KCL's Maughan Library on Chancery Lane

Invited Talks


Che Liu headshot

Che Liu

PhD student
Imperial College London

From Language to Perception: Emergent Multimodal Reasoning in Foundation Models

Abstract. Large language models have demonstrated impressive reasoning capabilities, but much of this progress depends on supervision with Chain-of-Thought reasoning data. We show that strong reasoning ability can emerge even without such supervision, using a minimalist reinforcement-driven objective. Building on this insight, we extend our approach to include visual inputs and observe similar reasoning behaviors in multimodal settings. This suggests that reasoning is not tied to specific types of supervision or data formats, but can emerge naturally when the training process is properly aligned. These results point toward a new direction for developing unified and general-purpose models capable of reasoning across language and perception.

Bio. Che Liu is a fourth-year PhD student at Imperial College London, supervised by Dr. Rossella Arcucci and Dr. Wenjia Bai. His research focuses on multimodal learning across vision, physiological signals, and language, with applications in medicine. His work has been published in machine learning conferences such as ICML, NeurIPS, and ACL, as well as clinical journals including IEEE Transactions on Medical Imaging and NEJM AI. He has also undertaken research internships at AstraZeneca and Alibaba DAMO Academy, contributing to real-world, large-scale applications of multimodal learning in medical AI.

Yifei Wang headshot

Dr Yifei Wang

Postdoctoral Researcher
MIT

Your Next-Token Prediction and Transformers Are Biased for Long-Context Modeling

Abstract. Next-token prediction and the Transformer architecture have long been the de facto standards for training language models. In this talk, we argue that both practices are inherently biased, and these biases become particularly pronounced under long context. Specifically, we identify the root causes behind (1) the discrepancy between next-token prediction performance (e.g., perplexity) and long-context benchmark scores, and (2) persistent position-bias phenomena in Transformers, such as lost-in-the-middle, attention sinks, and recency bias. Our analysis leads to principled training objectives and architectural insights that substantially improve LLMs’ performance in long-context settings. This talk is based on the following two recent papers:
1. What is Wrong with Perplexity for Long-context Language Modeling?. ICLR 2025.
2. On the Emergence of Position Bias in Transformers. ICML 2025.

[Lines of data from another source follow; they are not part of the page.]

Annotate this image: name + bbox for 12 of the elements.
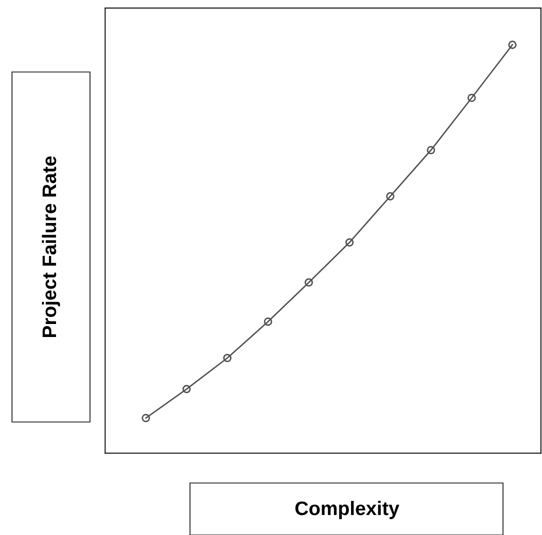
- point: [304, 278, 313, 287]
- point: [264, 317, 272, 326]
- y-axis-title: Project Failure Rate: [42, 156, 60, 338]
- point: [386, 192, 394, 200]
- point: [345, 238, 354, 247]
- point: [142, 414, 150, 422]
- point: [182, 384, 191, 394]
- point: [223, 354, 232, 362]
- x-axis-title: Complexity: [295, 500, 400, 520]
- point: [508, 40, 517, 49]
- point: [468, 94, 476, 102]
- point: [426, 146, 436, 154]
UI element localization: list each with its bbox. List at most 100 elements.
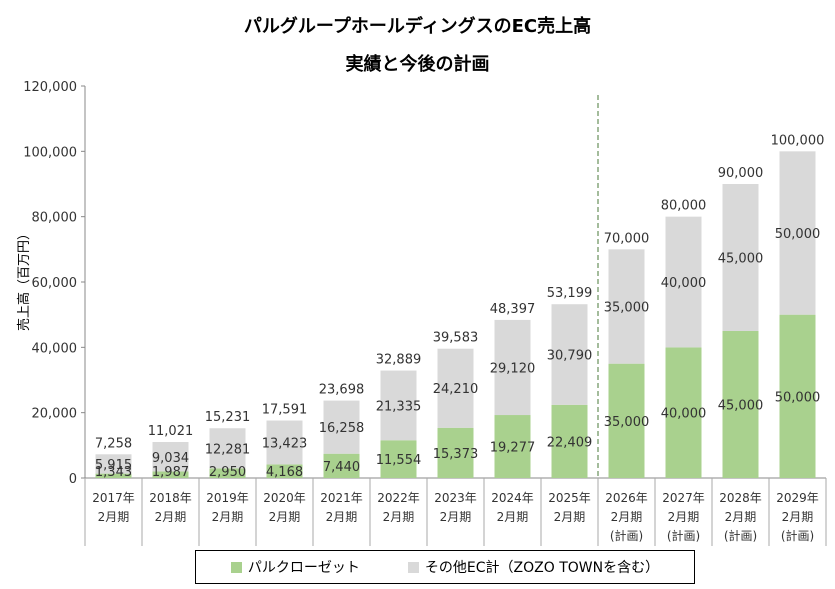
x-tick-label: 2月期 — [782, 510, 814, 524]
pal-value-label: 45,000 — [718, 399, 764, 414]
x-tick-label: 2018年 — [149, 491, 192, 505]
bar-pal — [209, 468, 246, 478]
bar-other — [437, 348, 474, 428]
total-label: 48,397 — [490, 302, 536, 317]
x-tick-label: 2月期 — [611, 510, 643, 524]
total-label: 80,000 — [661, 199, 707, 214]
x-tick-label: 2021年 — [320, 491, 363, 505]
other-value-label: 5,915 — [95, 458, 132, 473]
total-label: 70,000 — [604, 231, 650, 246]
bar-pal — [494, 415, 531, 478]
chart-title: パルグループホールディングスのEC売上高 — [243, 16, 592, 37]
bar-pal — [266, 464, 303, 478]
bar-other — [608, 249, 645, 364]
bar-pal — [380, 440, 417, 478]
x-tick-label: 2027年 — [662, 491, 705, 505]
x-tick-label: 2024年 — [491, 491, 534, 505]
bar-other — [494, 319, 531, 416]
other-value-label: 45,000 — [718, 252, 764, 267]
other-value-label: 30,790 — [547, 349, 593, 364]
bar-other — [551, 304, 588, 405]
other-value-label: 16,258 — [319, 421, 365, 436]
total-label: 90,000 — [718, 166, 764, 181]
other-value-label: 21,335 — [376, 399, 422, 414]
y-tick-label: 100,000 — [23, 145, 77, 160]
bar-pal — [551, 404, 588, 478]
pal-value-label: 22,409 — [547, 435, 593, 450]
legend-swatch-pal — [230, 561, 242, 573]
x-tick-label: 2月期 — [554, 510, 586, 524]
x-tick-label: 2017年 — [92, 491, 135, 505]
pal-value-label: 19,277 — [490, 441, 536, 456]
bar-other — [266, 420, 303, 465]
x-tick-label: 2月期 — [383, 510, 415, 524]
other-value-label: 50,000 — [775, 227, 821, 242]
bar-pal — [779, 314, 816, 478]
bar-pal — [665, 347, 702, 478]
x-tick-label: 2020年 — [263, 491, 306, 505]
other-value-label: 29,120 — [490, 361, 536, 376]
x-tick-label: 2019年 — [206, 491, 249, 505]
bar-other — [323, 400, 360, 454]
x-tick-label: 2月期 — [212, 510, 244, 524]
x-tick-label: 2月期 — [269, 510, 301, 524]
x-tick-label: (計画) — [781, 528, 814, 543]
x-tick-label: 2月期 — [725, 510, 757, 524]
bar-other — [95, 454, 132, 474]
y-tick-label: 40,000 — [32, 341, 78, 356]
x-tick-label: (計画) — [724, 528, 757, 543]
chart-subtitle: 実績と今後の計画 — [345, 54, 490, 75]
y-tick-label: 120,000 — [23, 80, 77, 95]
total-label: 11,021 — [148, 424, 194, 439]
pal-value-label: 40,000 — [661, 407, 707, 422]
other-value-label: 40,000 — [661, 276, 707, 291]
bar-other — [722, 184, 759, 331]
x-tick-label: 2023年 — [434, 491, 477, 505]
bar-pal — [437, 427, 474, 478]
total-label: 17,591 — [262, 403, 308, 418]
y-tick-label: 80,000 — [32, 211, 78, 226]
x-tick-label: 2月期 — [326, 510, 358, 524]
pal-value-label: 1,987 — [152, 465, 189, 480]
bar-pal — [722, 331, 759, 478]
x-tick-label: (計画) — [610, 528, 643, 543]
y-tick-label: 0 — [69, 472, 77, 487]
pal-value-label: 1,343 — [95, 465, 132, 480]
pal-value-label: 35,000 — [604, 415, 650, 430]
legend: パルクローゼット その他EC計（ZOZO TOWNを含む） — [195, 550, 695, 584]
bar-other — [779, 151, 816, 315]
total-label: 100,000 — [771, 133, 825, 148]
x-tick-label: 2月期 — [155, 510, 187, 524]
other-value-label: 9,034 — [152, 451, 189, 466]
pal-value-label: 50,000 — [775, 390, 821, 405]
total-label: 32,889 — [376, 353, 422, 368]
bar-other — [152, 441, 189, 472]
other-value-label: 13,423 — [262, 436, 308, 451]
y-tick-label: 20,000 — [32, 407, 78, 422]
legend-item-pal: パルクローゼット — [230, 557, 360, 577]
bar-other — [665, 216, 702, 348]
total-label: 39,583 — [433, 331, 479, 346]
x-tick-label: 2月期 — [668, 510, 700, 524]
bar-other — [209, 428, 246, 469]
pal-value-label: 7,440 — [323, 460, 360, 475]
other-value-label: 35,000 — [604, 301, 650, 316]
bar-other — [380, 370, 417, 441]
x-tick-label: 2026年 — [605, 491, 648, 505]
legend-label-pal: パルクローゼット — [247, 560, 360, 576]
total-label: 7,258 — [95, 436, 132, 451]
pal-value-label: 2,950 — [209, 465, 246, 480]
pal-value-label: 11,554 — [376, 453, 422, 468]
bar-pal — [608, 363, 645, 478]
total-label: 23,698 — [319, 383, 365, 398]
legend-swatch-other — [407, 561, 419, 573]
pal-value-label: 15,373 — [433, 447, 479, 462]
x-tick-label: 2月期 — [497, 510, 529, 524]
pal-value-label: 4,168 — [266, 465, 303, 480]
x-tick-label: 2029年 — [776, 491, 819, 505]
x-tick-label: 2025年 — [548, 491, 591, 505]
x-tick-label: 2月期 — [98, 510, 130, 524]
bar-pal — [323, 453, 360, 478]
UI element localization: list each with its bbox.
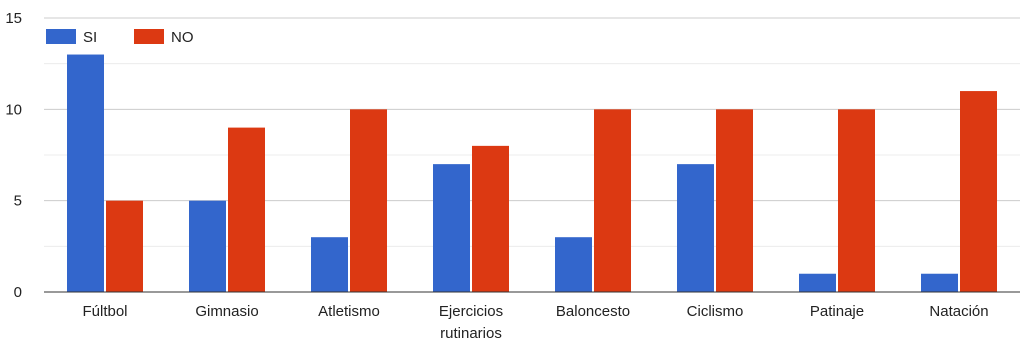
x-tick-label: rutinarios	[440, 325, 502, 342]
legend-swatch-no[interactable]	[134, 29, 164, 44]
bar-no-5[interactable]	[716, 109, 753, 292]
legend-label-no[interactable]: NO	[171, 29, 194, 46]
x-tick-label: Baloncesto	[556, 303, 630, 320]
bar-no-0[interactable]	[106, 200, 143, 292]
x-tick-label: Patinaje	[810, 303, 864, 320]
y-tick-label: 0	[14, 284, 22, 301]
bar-no-1[interactable]	[228, 127, 265, 292]
bar-si-5[interactable]	[677, 164, 714, 292]
bar-no-4[interactable]	[594, 109, 631, 292]
x-axis-ticks: Fúltbol Gimnasio Atletismo Ejercicios rutina…	[82, 303, 988, 342]
x-tick-label: Fúltbol	[82, 303, 127, 320]
bar-si-0[interactable]	[67, 54, 104, 293]
y-axis-ticks: 0 5 10 15	[5, 10, 22, 301]
legend-swatch-si[interactable]	[46, 29, 76, 44]
x-tick-label: Natación	[929, 303, 988, 320]
bar-no-6[interactable]	[838, 109, 875, 292]
bars	[67, 54, 997, 293]
legend[interactable]: SI NO	[46, 29, 194, 46]
x-tick-label: Ejercicios	[439, 303, 503, 320]
bar-si-7[interactable]	[921, 273, 958, 292]
bar-si-2[interactable]	[311, 237, 348, 292]
legend-label-si[interactable]: SI	[83, 29, 97, 46]
y-tick-label: 15	[5, 10, 22, 27]
bar-si-1[interactable]	[189, 200, 226, 292]
bar-si-4[interactable]	[555, 237, 592, 292]
bar-no-7[interactable]	[960, 91, 997, 292]
bar-no-3[interactable]	[472, 145, 509, 292]
y-tick-label: 5	[14, 193, 22, 210]
x-tick-label: Gimnasio	[195, 303, 258, 320]
bar-no-2[interactable]	[350, 109, 387, 292]
x-tick-label: Atletismo	[318, 303, 380, 320]
bar-si-6[interactable]	[799, 273, 836, 292]
bar-si-3[interactable]	[433, 164, 470, 292]
y-tick-label: 10	[5, 101, 22, 118]
x-tick-label: Ciclismo	[687, 303, 744, 320]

Bio. Yifei Wang is a postdoctoral researcher at MIT CSAIL, working with Professor Stefanie Jegelka. His research focuses on the theoretical and algorithmic foundations of self-supervised learning, foundation models, and AI safety. His work has received four best-paper awards and has been featured by Anthropic and MIT. He served as an area chair for ICLR 2024 and ICLR 2025. Before MIT, Yifei earned a PhD in Applied Mathematics, a BS in Data Science, and a BA in Philosophy from Peking University.